GPU Accelerated Vector Database Querying

This project demonstrates efficient vector database querying using GPU acceleration, applied to a large-scale dataset of Wikipedia articles. The process involves embedding generation, clustering, and approximate nearest neighbor search (GPU accelerated) to retrieve relevant articles based on input queries.

Dataset

We utilize the Wikipedia dataset containing plain text from November 2020. You can download the dataset from Kaggle:

Plain Text Wikipedia 202011 Dataset

Workflow (If you have access to CUDA5, skip to compilation and execution)
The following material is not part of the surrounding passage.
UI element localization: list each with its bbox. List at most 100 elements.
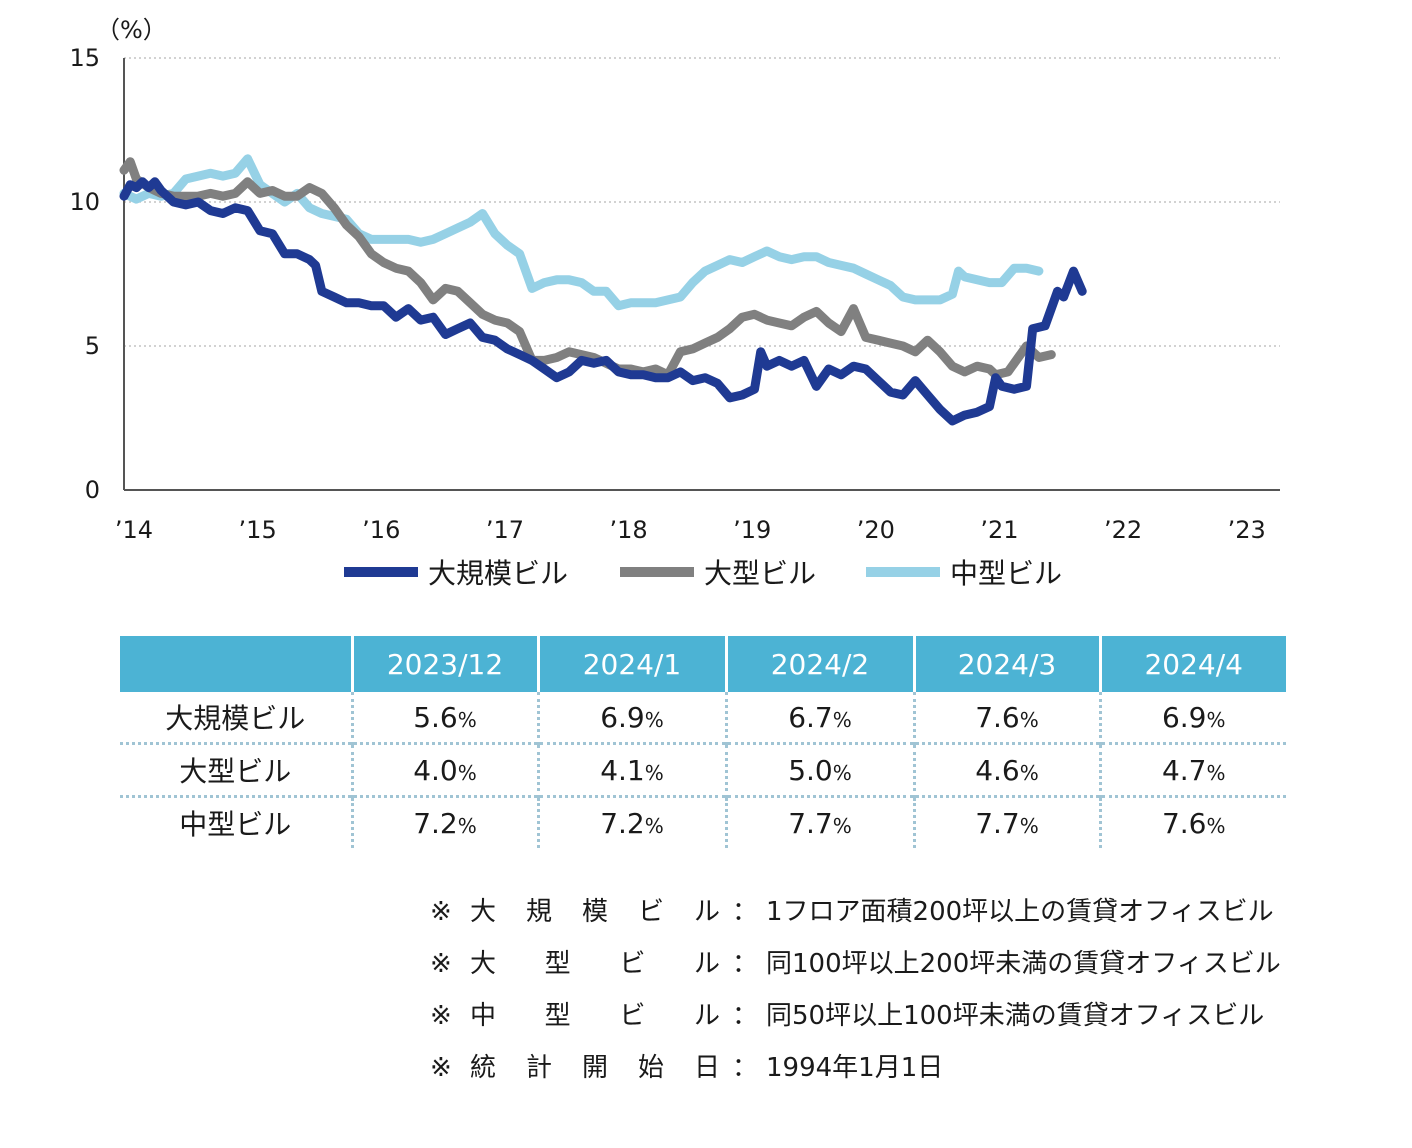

(The below preprocessing is done and saved in CUDA5 /scratch/pvg2018/ if you don't have access, email [email protected] or [email protected] or [email protected])

Embedding Generation: Use embedding.py to generate vector embeddings for the Wikipedia articles.
Clustering: Apply K-means clustering with cluster.py to group the embeddings into 128 clusters. Save the clustered data in a designated folder.
Data Conversion: Convert the .npy files to .bin format using convert_npy_bin.py to ensure compatibility with C++.
Query Processing: Use pregenerated embeddings in the queries_data folder or create custom ones (See the Queries subsection for more info)
Approximate Nearest Neighbor Search: Compile and execute IVF.cpp to find the closest matching article to the query.

Configurable Parameters

The following arguments need to be passed to the executable:

n_probe: Value from 1 to 128 which denotes how many top clusters can be chosen in the coarse search to do the fine search in
Which kernel mode: This defines which cuda kernel will run. It can either be "Atomic", or "NonAtomic". These are the 2 different types of kernels we use to compute the coarse and fine search
Sequential Search: This can be true or false. "true" stands for sequential search and "false" for non sequential search. This defines if each cluster is handled by a separate kernel or all the clusters are combined into one and a single kernel handles them all.
Use CUDA coarse: This can be true or false. This stands for using the CPU or GPU for the coarse search part (find the top n_probe cluster centroids).
Use CUDA fine: This can be true or false. This stands for using the CPU or GPU for the fine search part (find the top k closest elements in the top n_probe clusters).
ThreadsPerBlock: Can be any multiple of 32. Denotes the threads per block

Input Queries

Using Pre-uploaded Queries

We have pre-generated embeddings for the following queries, saved as .bin files in the queries_data folder:

"What is learning rate in gradient descent?" (query1.bin)
"What is Microbial biogeography?" (query2.bin)
"Give me details about The Arch of Cabanes." (query3.bin)
"Give me details about the history of the Taj Mahal." (query4.bin)
"Tell me something about the labelling used on aid packages created and sent under the Marshall Plan." (query5.bin)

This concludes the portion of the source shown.